I got a proof of life for the president and another for the media in case I didn’t get back. The demands of BH then were simple, they wanted detained members taken to Damaturu and they will move the girls to Buniyardi for swap somewhere in between. There was no word on ransom




     

     

    I was provided with full military escorts frm Abj to Damaturu, Govt was supposed to make sure that 70 detainees were ready on my arrival in Damaturu to meet 30 there. The rest of the negotiating team was in Abj making sure the prisoners were on a plane before my arrival…

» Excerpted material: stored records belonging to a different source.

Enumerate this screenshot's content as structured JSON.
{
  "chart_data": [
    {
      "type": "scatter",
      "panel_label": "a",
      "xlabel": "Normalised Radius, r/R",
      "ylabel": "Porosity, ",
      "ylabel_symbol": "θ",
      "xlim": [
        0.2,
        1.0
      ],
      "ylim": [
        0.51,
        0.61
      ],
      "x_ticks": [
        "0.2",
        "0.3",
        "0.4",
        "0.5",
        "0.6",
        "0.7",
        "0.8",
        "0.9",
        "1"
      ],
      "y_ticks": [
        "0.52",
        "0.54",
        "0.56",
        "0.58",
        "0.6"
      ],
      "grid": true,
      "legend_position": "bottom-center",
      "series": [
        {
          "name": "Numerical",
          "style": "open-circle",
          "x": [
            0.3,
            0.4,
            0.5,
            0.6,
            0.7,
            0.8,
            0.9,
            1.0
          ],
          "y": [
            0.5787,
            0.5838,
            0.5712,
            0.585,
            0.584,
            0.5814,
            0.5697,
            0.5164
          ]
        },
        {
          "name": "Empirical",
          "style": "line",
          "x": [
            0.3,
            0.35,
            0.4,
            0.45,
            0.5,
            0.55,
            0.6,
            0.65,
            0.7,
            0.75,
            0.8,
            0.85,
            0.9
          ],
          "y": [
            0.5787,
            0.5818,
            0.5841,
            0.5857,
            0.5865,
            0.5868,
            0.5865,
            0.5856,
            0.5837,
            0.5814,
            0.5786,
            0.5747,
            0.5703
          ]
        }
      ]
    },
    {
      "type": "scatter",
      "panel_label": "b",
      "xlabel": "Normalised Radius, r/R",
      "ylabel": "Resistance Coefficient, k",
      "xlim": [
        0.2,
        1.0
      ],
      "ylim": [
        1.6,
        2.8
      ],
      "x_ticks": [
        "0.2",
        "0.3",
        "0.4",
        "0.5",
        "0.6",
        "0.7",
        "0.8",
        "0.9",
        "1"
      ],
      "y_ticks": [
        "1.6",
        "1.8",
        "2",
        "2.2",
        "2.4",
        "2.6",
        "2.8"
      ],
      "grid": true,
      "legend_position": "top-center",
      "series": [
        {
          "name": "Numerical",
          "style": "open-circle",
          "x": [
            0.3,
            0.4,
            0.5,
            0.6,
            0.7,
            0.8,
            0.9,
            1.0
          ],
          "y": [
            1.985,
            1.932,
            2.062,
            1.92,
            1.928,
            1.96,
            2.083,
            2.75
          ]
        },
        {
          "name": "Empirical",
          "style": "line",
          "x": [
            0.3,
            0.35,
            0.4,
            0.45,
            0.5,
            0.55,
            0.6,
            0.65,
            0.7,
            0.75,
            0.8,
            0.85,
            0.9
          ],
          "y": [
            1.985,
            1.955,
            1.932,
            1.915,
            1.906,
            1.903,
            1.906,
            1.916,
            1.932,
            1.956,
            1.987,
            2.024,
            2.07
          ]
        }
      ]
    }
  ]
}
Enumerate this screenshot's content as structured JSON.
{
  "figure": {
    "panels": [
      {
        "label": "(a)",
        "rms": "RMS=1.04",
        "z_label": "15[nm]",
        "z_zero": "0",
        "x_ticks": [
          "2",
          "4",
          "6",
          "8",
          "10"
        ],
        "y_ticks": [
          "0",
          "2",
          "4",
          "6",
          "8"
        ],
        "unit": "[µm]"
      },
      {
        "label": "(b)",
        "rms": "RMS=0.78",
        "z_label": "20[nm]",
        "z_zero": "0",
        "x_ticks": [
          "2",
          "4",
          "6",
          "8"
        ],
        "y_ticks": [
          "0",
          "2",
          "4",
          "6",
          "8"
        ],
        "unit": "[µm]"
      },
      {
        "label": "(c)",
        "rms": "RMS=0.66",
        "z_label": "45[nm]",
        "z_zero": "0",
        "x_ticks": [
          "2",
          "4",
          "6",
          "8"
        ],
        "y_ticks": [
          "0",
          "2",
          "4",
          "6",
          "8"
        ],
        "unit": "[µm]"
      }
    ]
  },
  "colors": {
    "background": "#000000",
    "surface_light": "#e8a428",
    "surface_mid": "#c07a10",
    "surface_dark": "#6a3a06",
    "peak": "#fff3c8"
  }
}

    On arrival in Damaturu, the military commander there was not briefed about my work. He was merely told to expect a VIP? At that time, the girls have been moved by BH, but there was no prisoners for exchange and I got a call from the former CDS to abort the operation

    The President later said before me that he did not call off the swap. There was a credible window, but zero Will to rescue the girls. BH were angry. I returned to the UAE to continue my hustle, but received invitatns not only by the former administratn, but the current govt.

    Four out of five process that I was involved in, we came close to a swap deal, but Govt in most instances did not provide the platform I presented with the required expertise. And whenever Govt dragged its feet, Shekau will shift the goal post.